The sheriff continued:
The majority of our complaints of traffic crashes are hit and run crashes, and large trucks running off the road. What we have experienced is that most of the companies sub-contracted by the gas drillers are from southern and western states. The drivers are not familiar with our winding narrow roads. This makes for a bad combination for our local oncoming traffic. Many of our residents are run off the road by the large trucks. Although we try and educate our residents to get as much information as possible about the offender, so we can take enforcement action, it is difficult for them to do that as they try to keep from going over the hill.
Investigators are looking into a driver’s report that his brakes failed before his water tanker collided with a car and killed two Clarksburg children.
The boys, 7 and 8 years old, died in a weekend crash with a T&S Trucking tanker loaded with brine water from a gas drilling operation. It happened on a U.S. 50 off-ramp.
Clarksburg Police Chief Marshall Goff said the boys’ mother is Lucretia Mazzei, 49. The boys attended Adamston Elementary. Harrison County sent counselors there and to other schools Monday to help children cope.
The truck driver hasn’t been identified or charged. Goff said the driver told police his brakes didn’t work properly, but a preliminary investigation suggests they weren’t an issue.
T&S Trucking is based in Mineral Wells. The company didn’t immediately return messages.
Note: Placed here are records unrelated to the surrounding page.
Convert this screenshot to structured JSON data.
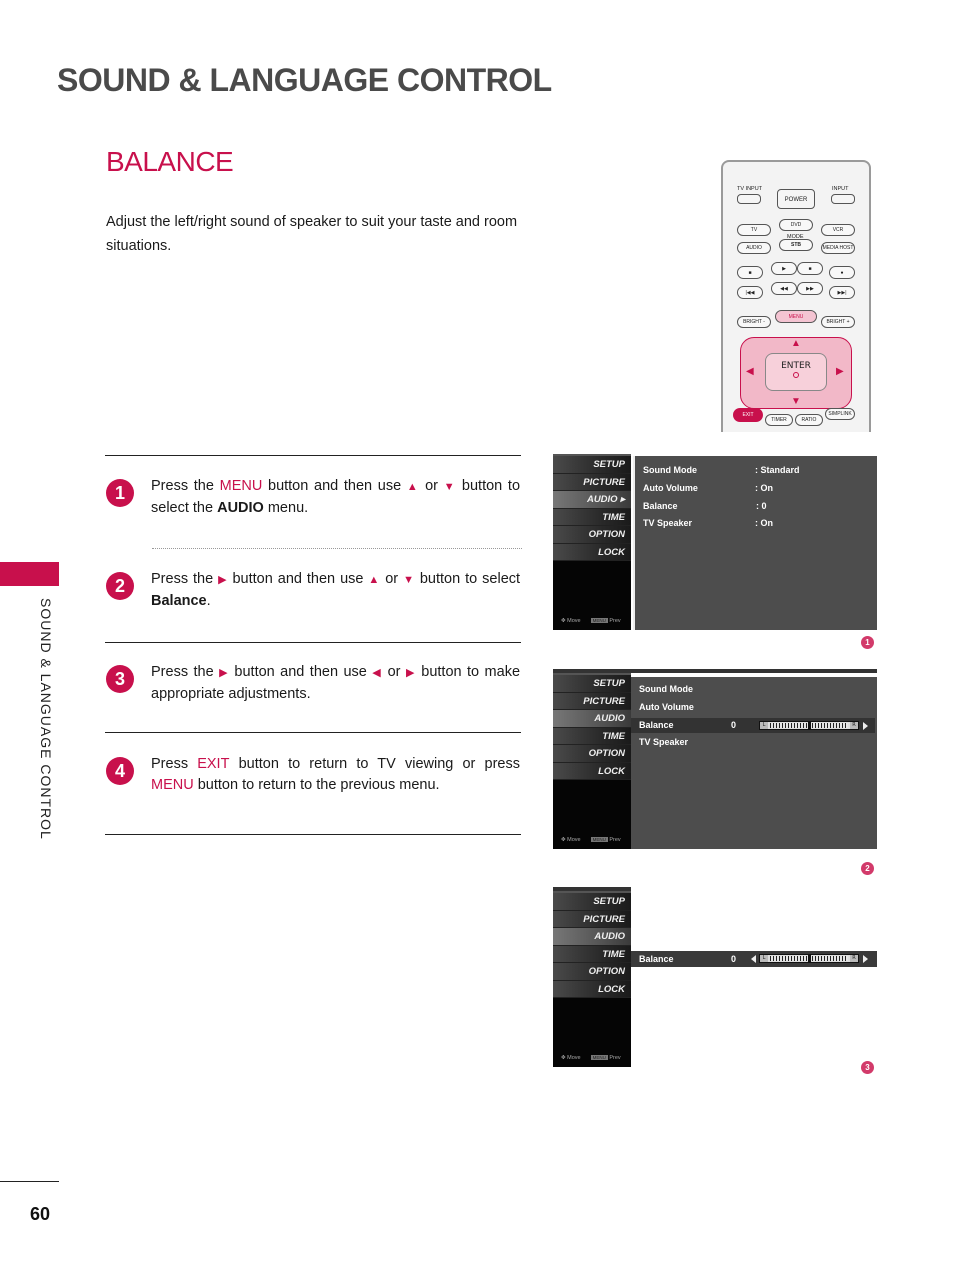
{
  "page": {
    "main_title": "SOUND & LANGUAGE CONTROL",
    "section_title": "BALANCE",
    "intro": "Adjust the left/right sound of speaker to suit your taste and room situations.",
    "side_label": "SOUND & LANGUAGE CONTROL",
    "page_number": "60",
    "accent_color": "#c8104c"
  },
  "steps": [
    {
      "number": "1",
      "parts": [
        "Press the ",
        "MENU",
        " button and then use ",
        "▲",
        " or ",
        "▼",
        " button to select the ",
        "AUDIO",
        " menu."
      ]
    },
    {
      "number": "2",
      "parts": [
        "Press the ",
        "▶",
        " button and then use ",
        "▲",
        " or ",
        "▼",
        " button to select ",
        "Balance",
        "."
      ]
    },
    {
      "number": "3",
      "parts": [
        "Press the ",
        "▶",
        " button and then use ",
        "◀",
        " or ",
        "▶",
        " button to make appropriate adjustments."
      ]
    },
    {
      "number": "4",
      "parts": [
        "Press ",
        "EXIT",
        " button to return to TV viewing or press ",
        "MENU",
        " button to return to the previous menu."
      ]
    }
  ],
  "remote": {
    "tv_input": "TV INPUT",
    "power": "POWER",
    "input": "INPUT",
    "tv": "TV",
    "dvd": "DVD",
    "vcr": "VCR",
    "mode": "MODE",
    "audio": "AUDIO",
    "stb": "STB",
    "media_host": "MEDIA HOST",
    "bright_minus": "BRIGHT -",
    "menu": "MENU",
    "bright_plus": "BRIGHT +",
    "enter": "ENTER",
    "exit": "EXIT",
    "timer": "TIMER",
    "ratio": "RATIO",
    "simplink": "SIMPLINK",
    "play": "▶",
    "stop": "■",
    "record": "●",
    "pause": "■",
    "prev": "|◀◀",
    "rew": "◀◀",
    "ff": "▶▶",
    "next": "▶▶|",
    "up": "▲",
    "down": "▼",
    "left": "◀",
    "right": "▶"
  },
  "osd_menu": {
    "items": [
      "SETUP",
      "PICTURE",
      "AUDIO",
      "TIME",
      "OPTION",
      "LOCK"
    ],
    "footer_move": "Move",
    "footer_menu_chip": "MENU",
    "footer_prev": "Prev"
  },
  "screens": [
    {
      "badge": "1",
      "rows": [
        {
          "label": "Sound Mode",
          "value": ": Standard"
        },
        {
          "label": "Auto Volume",
          "value": ": On"
        },
        {
          "label": "Balance",
          "value": ": 0"
        },
        {
          "label": "TV Speaker",
          "value": ": On"
        }
      ]
    },
    {
      "badge": "2",
      "rows": [
        {
          "label": "Sound Mode"
        },
        {
          "label": "Auto Volume"
        },
        {
          "label": "Balance",
          "value": "0",
          "slider_left": "L",
          "slider_right": "R",
          "balance_percent": 50
        },
        {
          "label": "TV Speaker"
        }
      ]
    },
    {
      "badge": "3",
      "rows": [
        {
          "label": "Balance",
          "value": "0",
          "slider_left": "L",
          "slider_right": "R",
          "balance_percent": 50
        }
      ]
    }
  ]
}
We’ve reported before here about the dangers faced by workers in the gas-drilling industry (National Geographic had a recent story that focused in part on describing the life of a female water-truck driver) and recently, the results of National Institute for Occupational Safety and Health investigations of vehicle accidents in the natural gas industry were published in the journal Accident Analysis and Prevention:
Motor vehicle crashes are the leading cause of work-related fatality in the U.S. as well as in the oil and gas extraction industry. This study describes the characteristics of motor vehicle-related fatalities in the oil and gas extraction industry using data from the U.S. Bureau of Labor Statistics’ Census of Fatal Occupational Injuries. It compares the risk of dying in a motor vehicle crash in this industry to other major industries and among different types and sizes of oil and gas extraction companies. There were 202 oil and gas extraction workers who died in a work-related motor vehicle crash from 2003 to 2009. The motor vehicle fatality rate for workers in this industry was 8.5 times that of all private wage and salary workers (7.6 vs. 0.9, p<.0001). Workers from small oil and gas establishments (<20 workers) and workers from well-servicing companies were at greatest risk of dying in a motor vehicle crash. Pick-up trucks were the most frequent type of vehicle occupied by the fatally injured worker (n=104, 51.5%). Safety belt non-use was identified in 38.1% (n=77) of the cases. Increased focus on motor vehicle safety in this industry is needed, in particular among small establishments. Extraction workers who drive light duty vehicles need to be a specific focus.